Chaplin saw the inside of many a prison, most severely when he was sentenced to twenty years hard labor for violation of the Espionage Act and was sent to Leavenworth Penitentiary along with one hundred other Wobblies in the wake of the disgraceful Chicago show trial of 1917. He served four years until he was released. The experience was wrenching, traumatic. What kept him sane, what kept him human was his art and poetry (see Bars and Shadows: The Prison Poems).
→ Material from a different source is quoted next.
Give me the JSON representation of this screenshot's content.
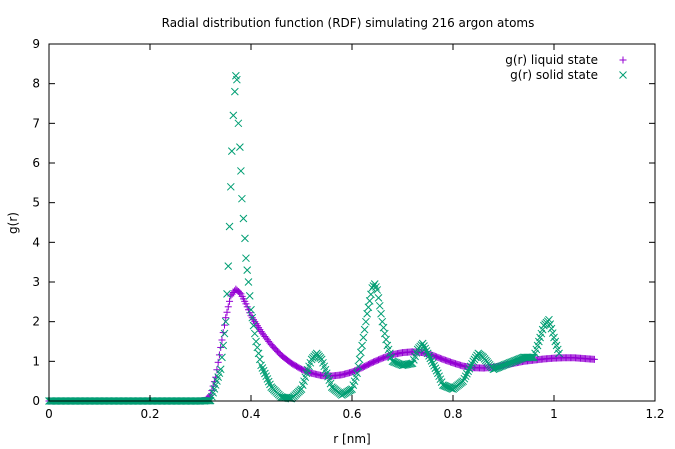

So we have two men from opposite ends of the earth whose experiences of life were not so different after all. In the vein of the Russian anarchists, Chaplin distrusted the Bolsheviks’ centralized organizational structure from the start. He observed first hand the havoc they caused the Wobblies and the labor movement in general, and he knew them to be unprincipled and dangerous. As an experienced editor, he appreciated the quality of Maximoff’s manuscript—and he admired the man. Chaplin slaved over the book, shaped the translations into readable English, and sent the work on its way in publishable form.
All this I see in the preface and title page, reading between the lines. But one more item in the preface needs attention, a simple footnote: “As our book goes to press, war is raging in Europe and Stalin and Hitler have come to an amicable understanding. Poland has been divided, the territory of Russian terror enlarged, and the plight of the Russian political prisoners have become worse than tragic.”
Maximoff’s book did not see the light of day until 1940. Soon Stalin was to become our temporary friend, never mind his pact with Hitler. Seventy million people were to die. The Guillotine was ignored.